On March 12 2020 15:22 Fleetfeet wrote: Just finished it. The only storyline that felt worth watching was Isaac's. I didn't -hate- Sypha / Trevor but certainly a lot more could be done with them as characters. Styria line was fairly clichee and boring, and the Alucard line was completely terrible. Like... his visitors have what could be an interesting backstory, but none of them have a believable motivation for anything that they do. I feel like I understand Alucard dramatically less than I did heading into the season, and not in a way that makes me want to understand his motivations more.

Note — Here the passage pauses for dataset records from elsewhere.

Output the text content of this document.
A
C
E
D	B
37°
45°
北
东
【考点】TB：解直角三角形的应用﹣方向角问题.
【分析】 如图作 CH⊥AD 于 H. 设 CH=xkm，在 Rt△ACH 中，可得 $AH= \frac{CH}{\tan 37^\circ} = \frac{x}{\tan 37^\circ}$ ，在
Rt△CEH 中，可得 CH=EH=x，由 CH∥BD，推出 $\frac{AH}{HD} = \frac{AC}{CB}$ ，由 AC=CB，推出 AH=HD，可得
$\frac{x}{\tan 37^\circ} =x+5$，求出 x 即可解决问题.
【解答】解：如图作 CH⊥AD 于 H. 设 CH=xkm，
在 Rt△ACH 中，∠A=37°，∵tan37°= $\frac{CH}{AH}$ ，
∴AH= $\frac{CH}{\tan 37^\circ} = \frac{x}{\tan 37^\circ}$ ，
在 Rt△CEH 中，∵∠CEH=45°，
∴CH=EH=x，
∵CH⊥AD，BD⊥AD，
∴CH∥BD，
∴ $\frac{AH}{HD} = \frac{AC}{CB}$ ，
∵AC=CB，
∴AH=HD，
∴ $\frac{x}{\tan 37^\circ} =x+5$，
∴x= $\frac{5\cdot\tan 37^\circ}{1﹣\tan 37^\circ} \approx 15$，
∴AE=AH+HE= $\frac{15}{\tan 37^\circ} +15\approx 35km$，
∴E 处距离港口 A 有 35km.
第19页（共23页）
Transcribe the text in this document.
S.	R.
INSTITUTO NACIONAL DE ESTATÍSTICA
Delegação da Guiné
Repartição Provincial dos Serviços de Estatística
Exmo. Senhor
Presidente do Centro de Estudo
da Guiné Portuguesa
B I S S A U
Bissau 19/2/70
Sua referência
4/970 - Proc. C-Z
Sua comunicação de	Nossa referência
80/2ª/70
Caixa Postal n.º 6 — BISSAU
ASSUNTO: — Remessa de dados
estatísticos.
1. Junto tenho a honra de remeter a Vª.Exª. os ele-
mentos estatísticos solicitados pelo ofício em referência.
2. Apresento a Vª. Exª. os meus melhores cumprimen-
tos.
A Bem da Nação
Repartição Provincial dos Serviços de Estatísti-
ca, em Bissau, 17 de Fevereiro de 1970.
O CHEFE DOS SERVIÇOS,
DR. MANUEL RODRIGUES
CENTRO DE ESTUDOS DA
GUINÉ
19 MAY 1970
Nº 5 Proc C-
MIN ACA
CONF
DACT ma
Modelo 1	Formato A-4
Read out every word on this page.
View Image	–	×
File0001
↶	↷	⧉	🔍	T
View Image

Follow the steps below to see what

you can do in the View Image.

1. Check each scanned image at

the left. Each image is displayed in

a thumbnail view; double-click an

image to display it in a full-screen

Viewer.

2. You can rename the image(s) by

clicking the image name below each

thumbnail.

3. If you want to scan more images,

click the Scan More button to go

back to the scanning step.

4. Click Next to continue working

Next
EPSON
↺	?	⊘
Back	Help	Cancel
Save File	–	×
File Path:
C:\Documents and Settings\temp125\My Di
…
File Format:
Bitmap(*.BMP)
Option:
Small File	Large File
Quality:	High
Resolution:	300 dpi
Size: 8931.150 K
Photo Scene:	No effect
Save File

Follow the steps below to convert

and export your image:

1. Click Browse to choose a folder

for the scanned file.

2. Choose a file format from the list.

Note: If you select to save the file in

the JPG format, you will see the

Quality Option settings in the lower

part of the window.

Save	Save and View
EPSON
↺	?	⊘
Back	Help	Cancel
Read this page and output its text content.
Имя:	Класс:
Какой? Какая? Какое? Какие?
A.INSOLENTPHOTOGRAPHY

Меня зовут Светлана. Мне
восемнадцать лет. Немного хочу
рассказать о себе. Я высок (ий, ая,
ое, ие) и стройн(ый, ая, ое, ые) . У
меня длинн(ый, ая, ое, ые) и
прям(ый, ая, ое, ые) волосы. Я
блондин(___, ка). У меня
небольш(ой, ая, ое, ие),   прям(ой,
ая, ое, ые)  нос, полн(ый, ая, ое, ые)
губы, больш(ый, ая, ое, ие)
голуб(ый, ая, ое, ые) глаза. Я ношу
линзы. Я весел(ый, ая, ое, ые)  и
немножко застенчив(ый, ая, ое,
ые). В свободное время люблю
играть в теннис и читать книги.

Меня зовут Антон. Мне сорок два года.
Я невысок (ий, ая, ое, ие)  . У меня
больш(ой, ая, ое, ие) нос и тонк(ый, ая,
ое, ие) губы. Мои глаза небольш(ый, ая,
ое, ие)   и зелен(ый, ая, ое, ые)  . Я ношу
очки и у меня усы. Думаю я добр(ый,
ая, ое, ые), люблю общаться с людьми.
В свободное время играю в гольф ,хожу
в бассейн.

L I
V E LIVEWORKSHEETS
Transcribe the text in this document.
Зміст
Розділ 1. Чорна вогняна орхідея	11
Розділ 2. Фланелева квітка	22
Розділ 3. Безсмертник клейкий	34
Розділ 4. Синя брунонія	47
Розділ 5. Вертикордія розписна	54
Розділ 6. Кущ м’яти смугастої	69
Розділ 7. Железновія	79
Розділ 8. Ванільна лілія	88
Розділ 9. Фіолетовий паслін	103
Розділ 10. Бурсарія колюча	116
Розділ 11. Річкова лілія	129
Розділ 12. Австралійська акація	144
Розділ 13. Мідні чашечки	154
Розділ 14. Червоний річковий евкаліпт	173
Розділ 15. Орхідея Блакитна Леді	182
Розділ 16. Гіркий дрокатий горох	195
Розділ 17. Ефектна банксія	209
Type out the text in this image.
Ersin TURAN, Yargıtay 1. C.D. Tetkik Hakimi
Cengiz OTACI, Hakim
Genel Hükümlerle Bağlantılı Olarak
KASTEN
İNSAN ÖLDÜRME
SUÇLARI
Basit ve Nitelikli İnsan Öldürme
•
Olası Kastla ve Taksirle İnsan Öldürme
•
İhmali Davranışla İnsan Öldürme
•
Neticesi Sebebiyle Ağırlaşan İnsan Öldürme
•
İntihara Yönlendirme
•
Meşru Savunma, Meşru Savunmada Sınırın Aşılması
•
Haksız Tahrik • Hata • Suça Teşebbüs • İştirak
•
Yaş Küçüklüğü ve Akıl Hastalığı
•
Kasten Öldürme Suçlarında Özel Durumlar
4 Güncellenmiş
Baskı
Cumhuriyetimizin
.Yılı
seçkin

Totally agree with all of this. The whole Alucard plotline felt really forced. I like him enough as a character where I'm still okay watching it play out, hopefully it will pay off in season 4
I like the Trevor and Sypha stuff, and I liked the thought of the Alucard stuff, though Im not sure if I think the reversal was done with enough build up given what actually happened.
The vampire sisters were a predictable and boring story line and I mostly dont care what they do so long as one of the aforementioned Trevor, Sypha, or Alucards make them go boom in a violently spectacular violent haze of blood.
Id be sort of okay with a season JUST being the Trevor and Sypha stuff, the end of their story was well placed in my opinion, the sort of thing I super didnt see coming and definitely "got me" insofar as that sort of thing can really get me.
Binged it all. A nice conclusion, and fairly good pacing throughout with the exception of one or two episodes. Overall, I'd say it's definitely better than Season 3, and probably better than Season 1. Not sure if it's better than Season 2, though. Had some weird technical problems (e.g. audio mixing, some bad VA recordings, some frame-y animation) that I'll chalk up to the pandemic, but nothing too bad. A few odd macro level script choices. Some spoiler thoughts below:
Everyone living happily ever after is a nice change of pace. And yes, Lenore dying is Hector's happily ever after, she's a monster and this season was too kind to her. Did I miss Isaac in that last ep or was he only mentioned by Hector? While I enjoyed the vampire sister storyline for giving Isaac a finale, it felt a bit too separated from the main trio's story for me. I guess Hector gave some runes to Germaine? Kind of baffled me the entire Saint Germaine bad reveal was IMMEDIATELY after he met Alucard. Can't help but think in another draft of the script the final bits were after they reached the castle. Worked alright, but still just a weird choice.
Very good final season to a very good show. Icing on the cake for me was when they mentioned stuff from Peter Watts' book Blindsight with some vampire scientific explanations.